Here we are, day 7,000 of working from home, and within that time you have probably done over 50,000 Zoom calls. While I might be slightly exaggerating, the novelty of Zoom has certainly worn off for the majority of us. While some people may be ploughing on with Zoom pub quizzes and social events in their own time, many of us don’t touch it outside of working hours.
Within a working environment, spending a lot of time on Zoom can be tough. When you’re on a call it can be easy to zone out. Staring at a screen of floating heads isn’t as engaging as physically being in the same room with people, and issues such as dodgy connection and forgetting to unmute yourself can make the whole process of having a meeting much more tedious.
Personally, one of the biggest challenges is processing non-verbal cues like facial expressions and body language on video calls. Conversations don’t flow as naturally which can make it difficult to relax, meaning even the simplest of calls can be mentally exhausting.
Even though I still struggle with Zoom fatigue from time to time, here are a few things that can help you overcome it.
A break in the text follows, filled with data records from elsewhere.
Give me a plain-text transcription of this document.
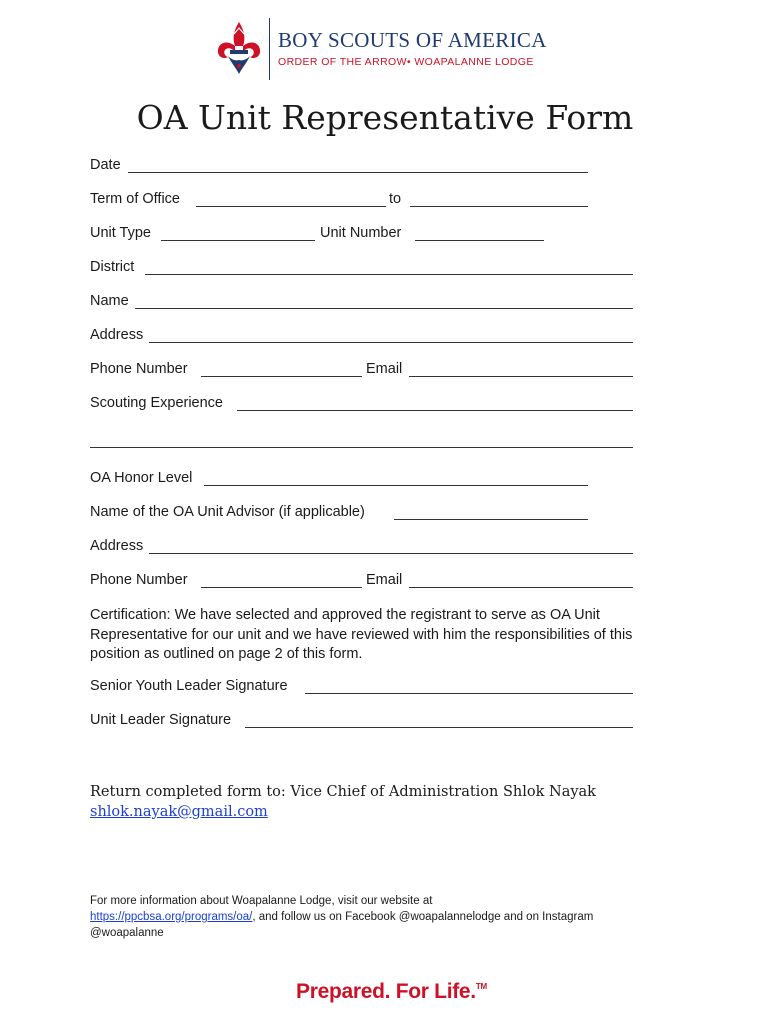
BOY SCOUTS OF AMERICA
ORDER OF THE ARROW• WOAPALANNE LODGE
OA Unit Representative Form
Date
Term of Office	to
Unit Type	Unit Number
District
Name
Address
Phone Number	Email
Scouting Experience
OA Honor Level
Name of the OA Unit Advisor (if applicable)
Address
Phone Number	Email
Certification: We have selected and approved the registrant to serve as OA Unit Representative for our unit and we have reviewed with him the responsibilities of this position as outlined on page 2 of this form.
Senior Youth Leader Signature
Unit Leader Signature
Return completed form to: Vice Chief of Administration Shlok Nayak
shlok.nayak@gmail.com
For more information about Woapalanne Lodge, visit our website at
https://ppcbsa.org/programs/oa/, and follow us on Facebook @woapalannelodge and on Instagram @woapalanne
Prepared. For Life.™
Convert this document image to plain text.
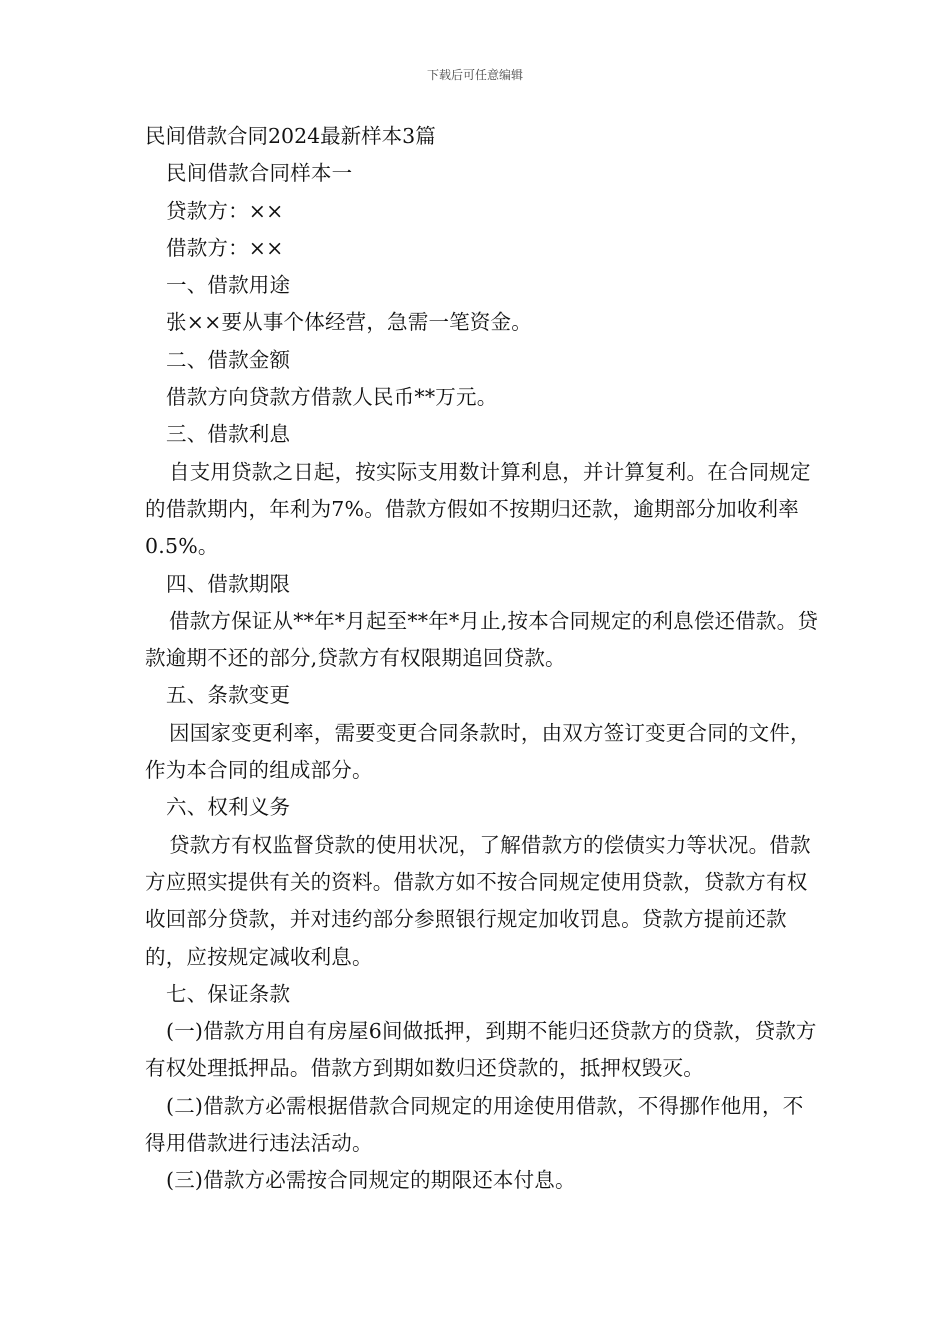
下载后可任意编辑

民间借款合同2024最新样本3篇

民间借款合同样本一

贷款方：××

借款方：××

一、借款用途

张××要从事个体经营，急需一笔资金。

二、借款金额

借款方向贷款方借款人民币**万元。

三、借款利息

自支用贷款之日起，按实际支用数计算利息，并计算复利。在合同规定的借款期内，年利为7%。借款方假如不按期归还款，逾期部分加收利率0.5%。

四、借款期限

借款方保证从**年*月起至**年*月止,按本合同规定的利息偿还借款。贷款逾期不还的部分,贷款方有权限期追回贷款。

五、条款变更

因国家变更利率，需要变更合同条款时，由双方签订变更合同的文件，作为本合同的组成部分。

六、权利义务

贷款方有权监督贷款的使用状况，了解借款方的偿债实力等状况。借款方应照实提供有关的资料。借款方如不按合同规定使用贷款，贷款方有权收回部分贷款，并对违约部分参照银行规定加收罚息。贷款方提前还款的，应按规定减收利息。

七、保证条款

(一)借款方用自有房屋6间做抵押，到期不能归还贷款方的贷款，贷款方有权处理抵押品。借款方到期如数归还贷款的，抵押权毁灭。

(二)借款方必需根据借款合同规定的用途使用借款，不得挪作他用，不得用借款进行违法活动。

(三)借款方必需按合同规定的期限还本付息。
This may sound a bit obvious, but do what you would normally if another task at work is frustrating you — walk away, just leave it for a bit and do something completely different.
Whether it’s sitting outside for five minutes, making yourself something to eat or even doing your washing, get away from your screen. This could even extend to calls as well — if you have an hour call maybe suggest an interval halfway through.
Hide yourself from view
I know I’m not the only person who spends a lot of time on Zoom just staring at myself. Thoughts such as, “I really do look like I just got out of bed”, “my room is a mess” and “I probably should’ve put my washing out of shot”, have frequently popped into my mind while on calls. Simple fix, hide yourself from view. Once you’ve done this you can give the call your full attention.
Give your call your full attention
We’ve all been there, sitting on a Zoom call and then an email pops into your inbox. You click into your Outlook and the next thing you know 20 minutes has gone by and you’re trying to do several tasks at once, as well as take notes from the meeting. I’ve found that I’ve felt much more comfortable on video call when I’m not trying to multitask at the same time.
I think we need to dispel the notion that working from home is less stressful than being in the office. It can be hard to switch off when the place you work is often a few metres away from the place you sleep. Make working from home and video calls a bit easier by trying these steps. This is the ‘new normal’ after all.